Pero Pastor consideró que no hace falta tomar esa medida drástica, que supondría además un elevado coste para las arcas públicas, para garantizar un juicio justo, aunque la defensa del médico apeló la semana pasada y pidió que se pospusieran los trámites judiciales mientras se dirimía la cuestión.

El fallo del tribunal de apelaciones dio hoy vía libre al juicio tal y como lo había programado el magistrado Pastor y arrancará este jueves a las 09.00 hora local (16.00 GMT) en los juzgados de Los Ángeles, donde están convocados 160 posibles jurados para una primera fase de selección.

El juez Pastor, por otra parte, admitió hoy la petición de la fiscalía para que testifique durante el juicio un experto que declarará inviable que Michael Jackson muriera por beber propofol, el anestésico que lo mató y que se administra vía intravenosa.

El objetivo de la acusación con ese testimonio es desacreditar cualquier teoría de la defensa de Murray que plantee que Jackson se suicidó tomando ese fármaco cuando su médico no estaba pendiente.

La autopsia realizada a Jackson tras su muerte determinó que el artista falleció víctima de una intoxicación aguda de propofol combinada con otros medicamentos.

Murray reconoció que administró esos productos a Jackson para ayudarle a conciliar el sueño y dejó el dormitorio del cantante durante unos minutos.

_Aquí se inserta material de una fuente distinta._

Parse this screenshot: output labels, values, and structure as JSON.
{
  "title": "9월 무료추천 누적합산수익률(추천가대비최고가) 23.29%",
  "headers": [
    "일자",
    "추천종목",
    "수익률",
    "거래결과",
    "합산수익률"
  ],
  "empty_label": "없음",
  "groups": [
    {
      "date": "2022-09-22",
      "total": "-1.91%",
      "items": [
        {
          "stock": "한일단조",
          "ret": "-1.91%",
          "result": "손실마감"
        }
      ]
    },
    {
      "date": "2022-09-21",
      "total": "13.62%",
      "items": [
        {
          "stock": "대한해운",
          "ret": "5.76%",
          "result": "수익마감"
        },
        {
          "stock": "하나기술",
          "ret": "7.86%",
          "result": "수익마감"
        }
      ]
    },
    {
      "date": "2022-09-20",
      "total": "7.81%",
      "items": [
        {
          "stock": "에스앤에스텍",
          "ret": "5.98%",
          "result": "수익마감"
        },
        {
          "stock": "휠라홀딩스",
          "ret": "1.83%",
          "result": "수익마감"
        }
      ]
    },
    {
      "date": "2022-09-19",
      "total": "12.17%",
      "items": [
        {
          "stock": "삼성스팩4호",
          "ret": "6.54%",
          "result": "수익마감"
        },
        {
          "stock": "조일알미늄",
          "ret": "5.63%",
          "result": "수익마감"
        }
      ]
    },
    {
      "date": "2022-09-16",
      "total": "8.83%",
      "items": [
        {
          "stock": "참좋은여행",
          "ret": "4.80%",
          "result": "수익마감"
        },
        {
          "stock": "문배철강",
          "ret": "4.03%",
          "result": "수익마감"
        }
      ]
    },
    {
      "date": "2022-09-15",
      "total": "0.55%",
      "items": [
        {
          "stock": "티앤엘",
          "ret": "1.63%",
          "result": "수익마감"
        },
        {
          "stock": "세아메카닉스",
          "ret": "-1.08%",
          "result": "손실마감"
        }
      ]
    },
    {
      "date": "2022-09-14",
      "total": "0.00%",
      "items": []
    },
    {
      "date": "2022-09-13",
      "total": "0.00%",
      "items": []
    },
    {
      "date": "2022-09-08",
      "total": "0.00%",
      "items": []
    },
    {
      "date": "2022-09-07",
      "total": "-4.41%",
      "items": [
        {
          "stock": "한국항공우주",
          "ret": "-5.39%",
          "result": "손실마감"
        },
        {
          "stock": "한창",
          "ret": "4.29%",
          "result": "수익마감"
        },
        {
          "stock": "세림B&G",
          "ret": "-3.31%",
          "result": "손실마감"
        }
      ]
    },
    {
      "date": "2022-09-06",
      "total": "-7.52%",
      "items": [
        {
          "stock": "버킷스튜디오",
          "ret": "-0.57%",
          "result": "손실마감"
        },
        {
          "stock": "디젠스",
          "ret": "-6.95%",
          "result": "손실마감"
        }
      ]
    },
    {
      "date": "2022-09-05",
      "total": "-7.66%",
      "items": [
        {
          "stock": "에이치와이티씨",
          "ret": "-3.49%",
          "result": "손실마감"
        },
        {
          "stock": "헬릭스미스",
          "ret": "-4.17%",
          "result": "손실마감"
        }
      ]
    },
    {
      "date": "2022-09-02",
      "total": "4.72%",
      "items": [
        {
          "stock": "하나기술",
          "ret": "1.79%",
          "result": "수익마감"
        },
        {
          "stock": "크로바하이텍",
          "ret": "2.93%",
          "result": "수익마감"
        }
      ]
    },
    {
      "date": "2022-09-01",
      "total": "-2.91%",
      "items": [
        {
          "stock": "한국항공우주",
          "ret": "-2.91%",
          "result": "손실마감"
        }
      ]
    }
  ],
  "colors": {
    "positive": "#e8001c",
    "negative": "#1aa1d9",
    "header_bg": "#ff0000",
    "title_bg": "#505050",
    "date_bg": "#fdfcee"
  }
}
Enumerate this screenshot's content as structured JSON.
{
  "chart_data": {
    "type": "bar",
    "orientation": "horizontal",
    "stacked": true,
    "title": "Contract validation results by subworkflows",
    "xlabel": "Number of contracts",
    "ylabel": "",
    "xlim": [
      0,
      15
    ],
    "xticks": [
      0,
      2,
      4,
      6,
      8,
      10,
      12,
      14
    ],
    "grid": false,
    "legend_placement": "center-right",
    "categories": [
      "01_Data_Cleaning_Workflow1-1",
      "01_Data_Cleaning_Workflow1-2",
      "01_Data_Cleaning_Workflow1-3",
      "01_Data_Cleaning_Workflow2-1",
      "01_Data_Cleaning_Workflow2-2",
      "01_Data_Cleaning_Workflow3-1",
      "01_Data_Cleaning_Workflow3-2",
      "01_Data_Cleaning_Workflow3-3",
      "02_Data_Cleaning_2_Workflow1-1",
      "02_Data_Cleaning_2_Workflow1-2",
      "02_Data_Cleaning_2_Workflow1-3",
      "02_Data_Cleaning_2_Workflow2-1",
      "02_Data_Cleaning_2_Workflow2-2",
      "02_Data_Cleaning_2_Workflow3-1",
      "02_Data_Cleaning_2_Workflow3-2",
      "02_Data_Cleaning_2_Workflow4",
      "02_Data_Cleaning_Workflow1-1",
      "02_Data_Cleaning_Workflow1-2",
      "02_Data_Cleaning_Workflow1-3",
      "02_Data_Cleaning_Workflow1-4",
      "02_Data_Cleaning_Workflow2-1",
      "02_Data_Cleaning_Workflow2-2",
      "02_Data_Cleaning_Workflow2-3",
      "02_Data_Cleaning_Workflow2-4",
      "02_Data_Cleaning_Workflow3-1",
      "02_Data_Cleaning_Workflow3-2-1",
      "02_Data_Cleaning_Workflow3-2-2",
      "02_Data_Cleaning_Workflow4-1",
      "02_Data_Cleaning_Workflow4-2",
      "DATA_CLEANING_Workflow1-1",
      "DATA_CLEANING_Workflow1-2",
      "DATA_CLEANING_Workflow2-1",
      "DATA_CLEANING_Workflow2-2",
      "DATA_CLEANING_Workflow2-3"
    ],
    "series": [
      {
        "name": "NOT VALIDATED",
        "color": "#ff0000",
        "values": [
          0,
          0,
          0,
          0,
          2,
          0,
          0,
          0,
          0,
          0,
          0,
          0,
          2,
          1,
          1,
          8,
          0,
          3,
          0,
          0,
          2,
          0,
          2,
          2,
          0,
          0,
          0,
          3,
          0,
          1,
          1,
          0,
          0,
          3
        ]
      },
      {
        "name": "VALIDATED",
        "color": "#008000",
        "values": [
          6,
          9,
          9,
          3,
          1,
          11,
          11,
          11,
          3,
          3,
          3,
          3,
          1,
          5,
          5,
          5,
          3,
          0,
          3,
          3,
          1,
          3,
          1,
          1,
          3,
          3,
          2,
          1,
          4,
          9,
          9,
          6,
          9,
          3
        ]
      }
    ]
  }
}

A su regreso descubrió que el autor de "Thriller" estaba inerme.

Se prevé que la defensa del médico argumente que el "rey del pop" era un adicto a los medicamentos y que fue esa condición, y no la acción del doctor, lo que puso fin a su vida repentinamente.

En caso de ser hallado culpable, Conrad Murray se enfrentaría a una pena de cárcel de hasta 4 años.